APTrust is pleased to announce that two new organizations will join its community of member institutions effective July 1: Recollection Wisconsin and the American Heritage Center at the University of Wyoming. Each brings distinct collections, expertise, and perspective to APTrust, and each represents a different kind of growth for the consortium.

Recollection Wisconsin: A First for APTrust's Membership

Cultivate Curiosity about state and local history with primary resources form Recollection Wisconsin
Recollection Wisconsin's Cultivate Curiosity Project

Recollection Wisconsin's arrival marks a notable milestone for APTrust: it is the first member organization outside higher education and a cultural heritage network of public libraries, archives, and museums to join the consortium.

Hosted by Wisconsin Library Services (WiLS) and governed in partnership with the Wisconsin Public Library Consortium (WPLC), Recollection Wisconsin connects cultural heritage institutions across the state, including public libraries, historical societies, and museums, with a mission to preserve, promote, and provide digital access to Wisconsin's history through collaboration and shared infrastructure. That mission, built on collaboration, stewardship, transparency, and support for institutions of all sizes, aligns closely with APTrust's own approach to collaborative digital preservation.

Recollection Wisconsin's path to APTrust grew out of direct experience with the limits of a homegrown approach.

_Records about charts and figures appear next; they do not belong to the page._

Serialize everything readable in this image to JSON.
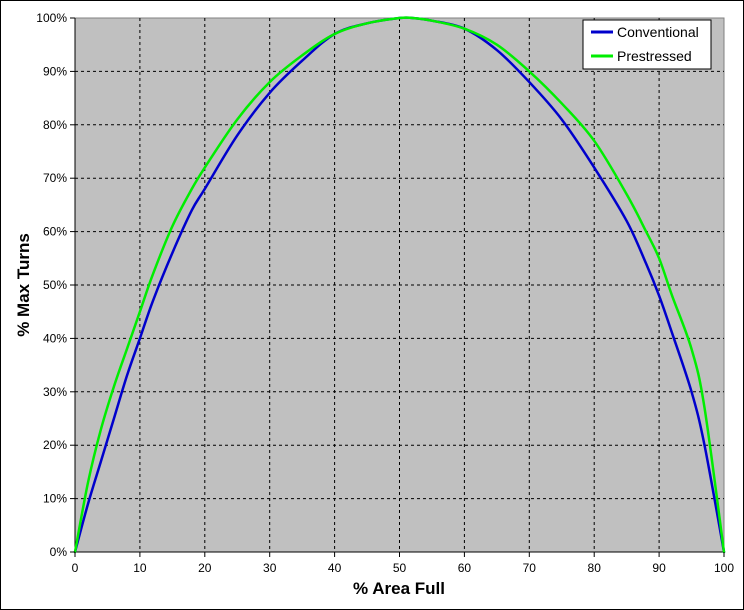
{
  "chart_data": {
    "type": "line",
    "title": "",
    "xlabel": "% Area Full",
    "ylabel": "% Max Turns",
    "xlim": [
      0,
      100
    ],
    "ylim": [
      0,
      100
    ],
    "x_ticks": [
      0,
      10,
      20,
      30,
      40,
      50,
      60,
      70,
      80,
      90,
      100
    ],
    "x_tick_labels": [
      "0",
      "10",
      "20",
      "30",
      "40",
      "50",
      "60",
      "70",
      "80",
      "90",
      "100"
    ],
    "y_ticks": [
      0,
      10,
      20,
      30,
      40,
      50,
      60,
      70,
      80,
      90,
      100
    ],
    "y_tick_labels": [
      "0%",
      "10%",
      "20%",
      "30%",
      "40%",
      "50%",
      "60%",
      "70%",
      "80%",
      "90%",
      "100%"
    ],
    "grid": true,
    "legend": "top-right",
    "plot_background": "#C0C0C0",
    "series": [
      {
        "name": "Conventional",
        "color": "#0000CC",
        "x": [
          0,
          2,
          4,
          6,
          8,
          10,
          12,
          15,
          18,
          20,
          25,
          30,
          35,
          40,
          45,
          50,
          52,
          55,
          60,
          65,
          70,
          75,
          80,
          85,
          88,
          90,
          92,
          95,
          97,
          100
        ],
        "y": [
          0,
          9,
          17,
          25,
          33,
          40,
          47,
          56,
          64,
          68,
          78,
          86,
          92,
          97,
          99,
          100,
          100,
          99.5,
          98,
          94,
          88,
          81,
          72,
          62,
          54,
          48,
          41,
          30,
          20,
          0
        ]
      },
      {
        "name": "Prestressed",
        "color": "#00EE00",
        "x": [
          0,
          2,
          4,
          6,
          8,
          10,
          12,
          15,
          18,
          20,
          25,
          30,
          35,
          40,
          45,
          50,
          52,
          55,
          60,
          65,
          70,
          75,
          80,
          85,
          88,
          90,
          92,
          95,
          97,
          100
        ],
        "y": [
          0,
          13,
          23,
          31,
          38,
          45,
          52,
          61,
          68,
          72,
          81,
          88,
          93,
          97,
          99,
          100,
          100,
          99.5,
          98,
          95,
          90,
          84,
          77,
          67,
          60,
          55,
          48,
          38,
          27,
          0
        ]
      }
    ]
  }
}
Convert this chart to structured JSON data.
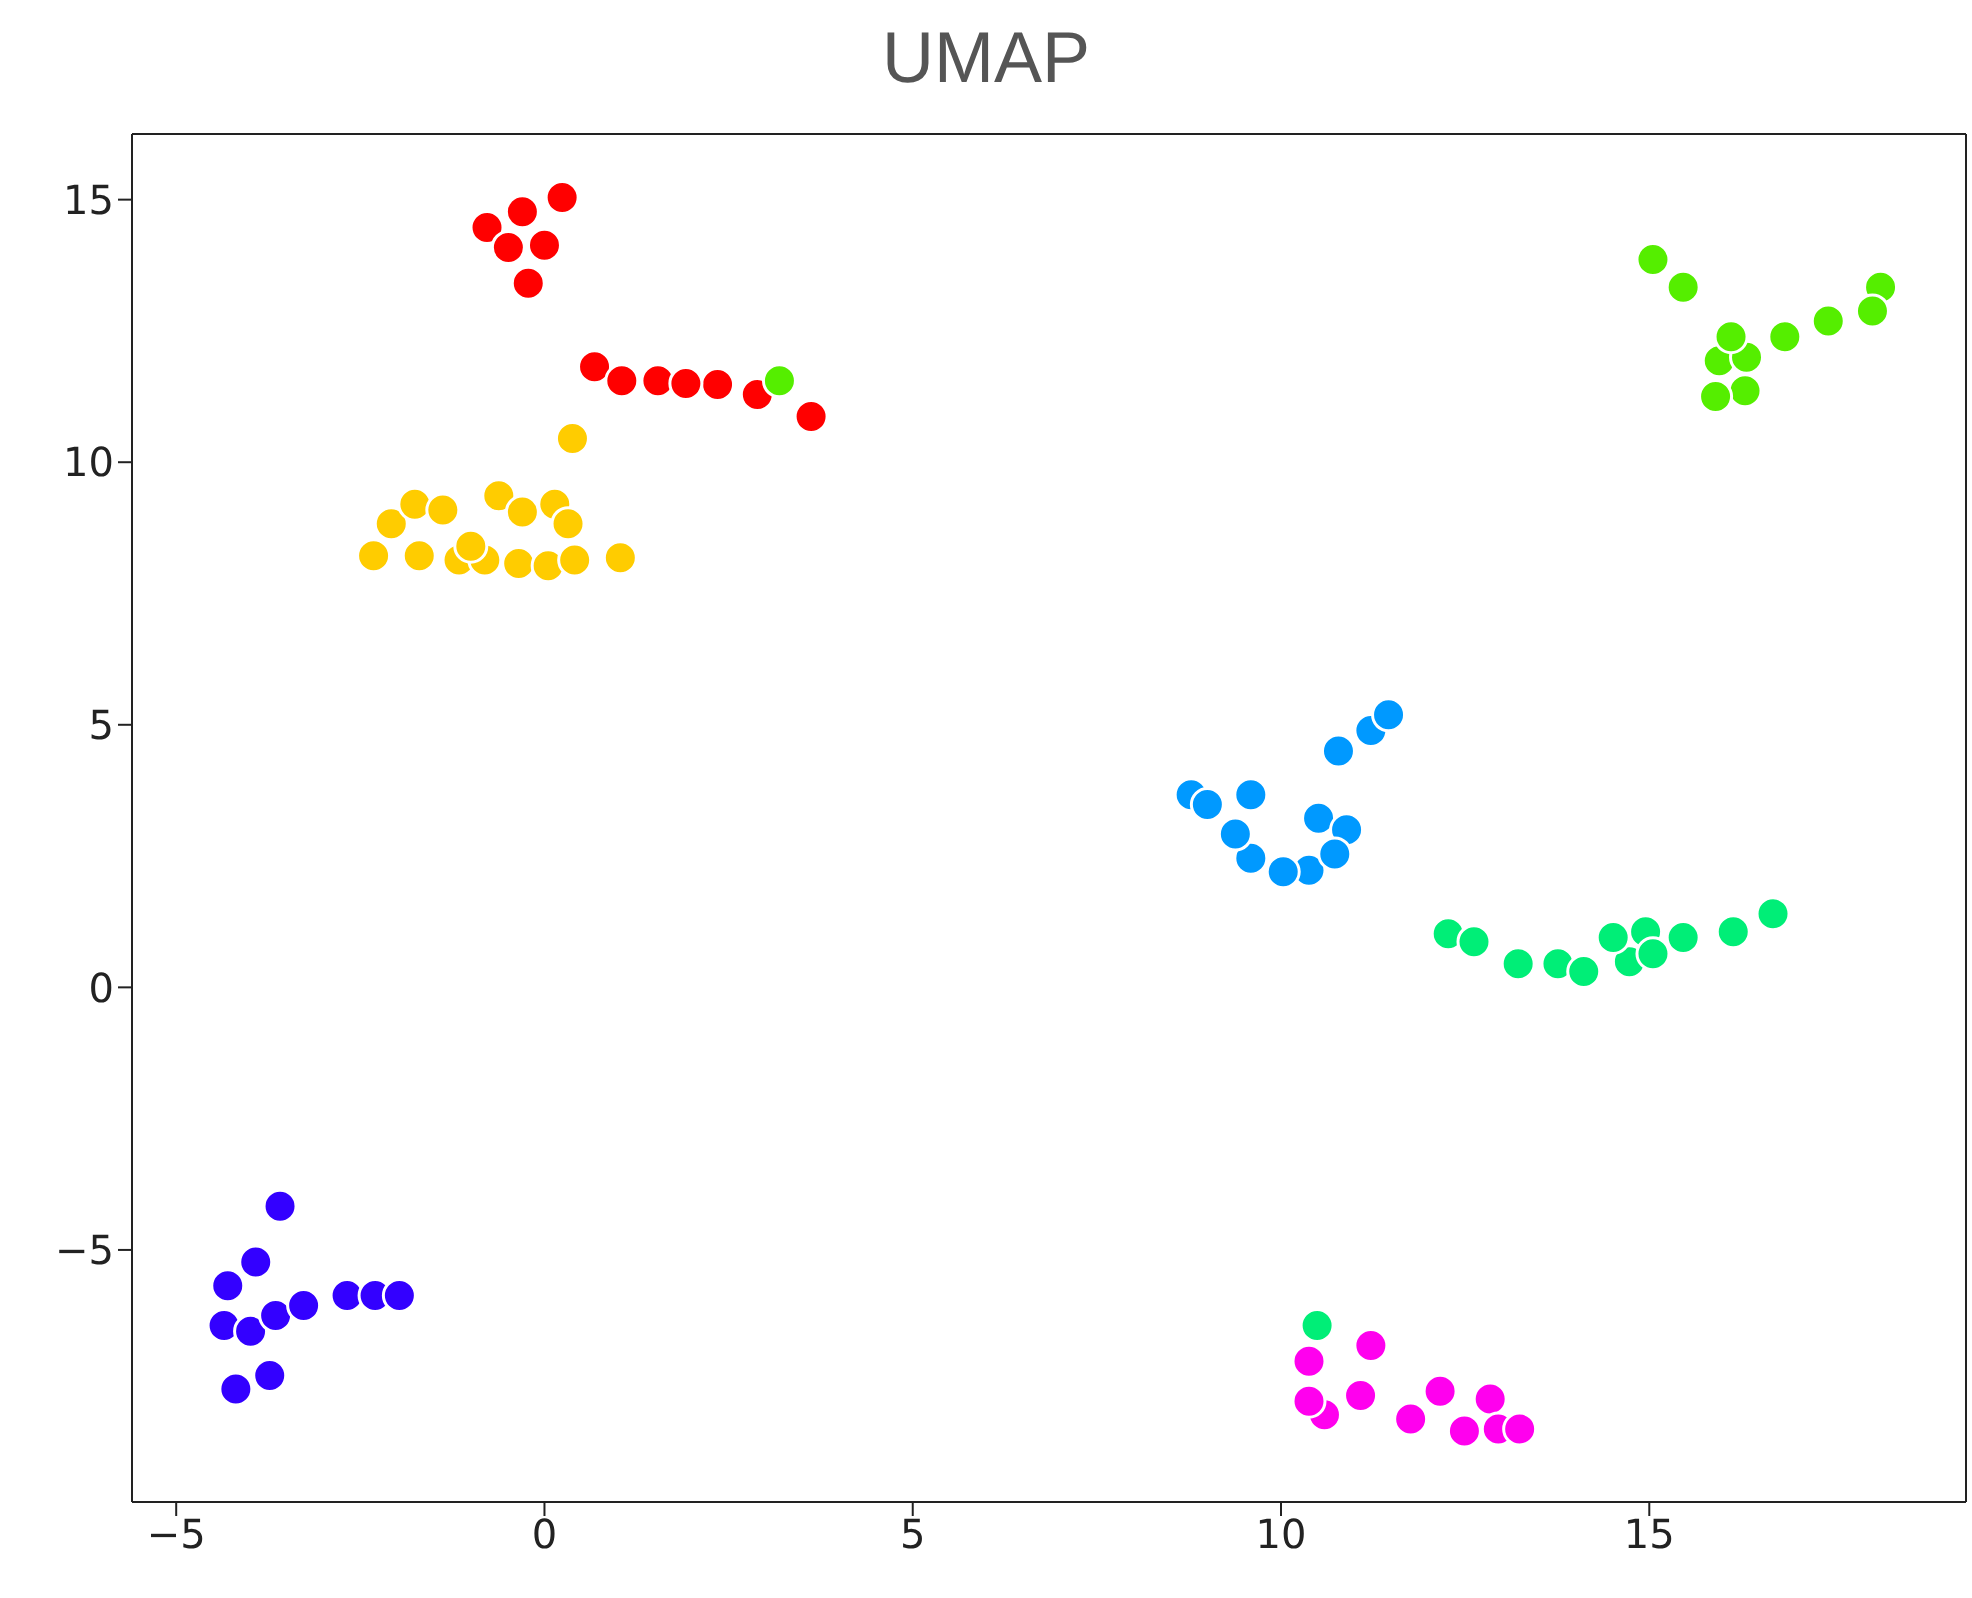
{
  "chart_data": {
    "type": "scatter",
    "title": "UMAP",
    "xlim": [
      -5.6,
      19.3
    ],
    "ylim": [
      -9.8,
      16.25
    ],
    "xticks": [
      -5,
      0,
      5,
      10,
      15
    ],
    "yticks": [
      -5,
      0,
      5,
      10,
      15
    ],
    "grid": false,
    "legend": false,
    "marker": "circle",
    "series": [
      {
        "color": "#ff0000",
        "x": [
          -0.78,
          -0.49,
          0.24,
          0,
          -0.22,
          -0.3,
          0.68,
          1.05,
          1.54,
          2.35,
          2.89,
          3.62,
          1.92
        ],
        "values": [
          14.47,
          14.09,
          15.04,
          14.13,
          13.41,
          14.77,
          11.82,
          11.55,
          11.55,
          11.48,
          11.29,
          10.87,
          11.5
        ]
      },
      {
        "color": "#ffcc00",
        "x": [
          -2.32,
          -2.08,
          -1.76,
          -1.38,
          -1.16,
          -0.62,
          -0.3,
          0.14,
          0.38,
          -0.35,
          0.05,
          0.41,
          1.03,
          -1.7,
          -0.81,
          -1.0,
          0.32
        ],
        "values": [
          8.22,
          8.83,
          9.2,
          9.09,
          8.14,
          9.36,
          9.05,
          9.2,
          10.45,
          8.07,
          8.03,
          8.14,
          8.18,
          8.22,
          8.14,
          8.4,
          8.83
        ]
      },
      {
        "color": "#55ee00",
        "x": [
          3.19,
          15.05,
          15.46,
          15.95,
          16.32,
          16.3,
          15.9,
          16.84,
          17.43,
          18.14,
          18.03,
          16.11
        ],
        "values": [
          11.55,
          13.86,
          13.33,
          11.93,
          12.0,
          11.36,
          11.25,
          12.39,
          12.69,
          13.33,
          12.88,
          12.39
        ]
      },
      {
        "color": "#0099ff",
        "x": [
          8.78,
          9.0,
          9.59,
          9.59,
          10.38,
          10.51,
          10.89,
          10.78,
          11.22,
          11.46,
          10.03,
          9.38,
          10.73
        ],
        "values": [
          3.67,
          3.48,
          3.67,
          2.46,
          2.23,
          3.22,
          3.0,
          4.5,
          4.89,
          5.19,
          2.2,
          2.92,
          2.54
        ]
      },
      {
        "color": "#00ee77",
        "x": [
          12.27,
          12.62,
          13.22,
          13.76,
          14.11,
          14.73,
          14.95,
          15.46,
          16.14,
          16.68,
          15.05,
          14.51,
          10.49
        ],
        "values": [
          1.02,
          0.87,
          0.45,
          0.45,
          0.3,
          0.49,
          1.06,
          0.95,
          1.06,
          1.4,
          0.64,
          0.95,
          -6.44
        ]
      },
      {
        "color": "#3300ff",
        "x": [
          -3.59,
          -3.92,
          -4.3,
          -4.35,
          -3.99,
          -3.65,
          -4.19,
          -3.73,
          -3.27,
          -2.68,
          -2.3,
          -1.97
        ],
        "values": [
          -4.17,
          -5.23,
          -5.68,
          -6.44,
          -6.55,
          -6.25,
          -7.65,
          -7.39,
          -6.06,
          -5.87,
          -5.87,
          -5.87
        ]
      },
      {
        "color": "#ff00ee",
        "x": [
          11.22,
          10.38,
          10.59,
          11.08,
          11.76,
          12.16,
          12.49,
          12.84,
          12.95,
          13.24,
          10.38
        ],
        "values": [
          -6.82,
          -7.12,
          -8.14,
          -7.77,
          -8.22,
          -7.69,
          -8.45,
          -7.84,
          -8.41,
          -8.41,
          -7.88
        ]
      }
    ]
  }
}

WPLC, in partnership with WiLS and Recollection Wisconsin, had explored and piloted an in-state preservation solution, an effort that revealed a familiar gap: storage capacity alone is not the same as the sustained technical infrastructure that true digital preservation requires, particularly around fixity monitoring, redundancy, audits, and long-term stewardship at scale. APTrust was selected because it offers a mature, standards-based preservation environment with dedicated expertise, freeing Recollection Wisconsin to focus on coordination, policy development, and service delivery for its member organizations.

Recollection Wisconsin will begin with approximately 30 TB of cultural heritage materials, primarily TIFFs, JPGs, and PDFs, along with some audiovisual content, drawn from public libraries, historical societies, and museums throughout Wisconsin. APTrust is expected to serve as a foundational component of Recollection Wisconsin's emerging preservation strategy, informing the development of workflows, policies, and service models as the program matures and grows.

American Heritage Center: A Major Special Collections Archive Joins APTrust

Aerial view of a large black, cone-shaped building surrounded by green lawns, evergreen trees, and nearby roads, with rolling hills stretching across the horizon under a clear blue sky.
American Heritage Center, University of Wyoming

The American Heritage Center (AHC) at the University of Wyoming will also join APTrust as of July 1. As one of the largest public archives in the American West, the AHC collects broadly across Wyoming and western history; the national entertainment industry and popular culture; economic geology; journalism; transportation; as well as natural resources and conservation, ecology, and biodiversity. It also serves as the University of Wyoming's institutional archive.

The AHC's digital preservation strategy was established more than a decade ago and has not been substantially revised even as its holdings have grown considerably. Joining APTrust addresses two needs at once: practical relief from the cost pressures of a large and rapidly growing deposit volume, and strategic guidance for building a more sustainable, scalable preservation framework going forward. Paul Flesher, Director at the AHC, has also expressed particular interest in drawing on APTrust's community to help contextualize emerging challenges, including the implications of AI for archival practice, within a broader and more experienced preservation network.

With an anticipated deposit volume of 50 to 100 TB spanning institutional records, cultural heritage materials, audiovisual content, and scientific data, the AHC has the potential to be among APTrust's larger depositors. Its breadth of holdings positions it as a valuable contributor to working groups focused on diverse formats and preservation workflows.

Looking Ahead

Both Recollection Wisconsin and the American Heritage Center have indicated a strong interest in active community participation: sharing expertise, joining interest and working groups, and attending member meetings. That kind of engagement is exactly what makes the APTrust community work. Members do not just deposit content; they shape the practices, policies, and shared knowledge that benefit everyone in the consortium.

APTrust looks forward to supporting both organizations as they build and strengthen their digital preservation programs, and to learning from the perspective each brings, whether that is Recollection Wisconsin's experience coordinating preservation across a statewide network of libraries and cultural heritage organizations, or the American Heritage Center's depth of experience stewarding a uniquely broad and significant collection. Welcome to APTrust.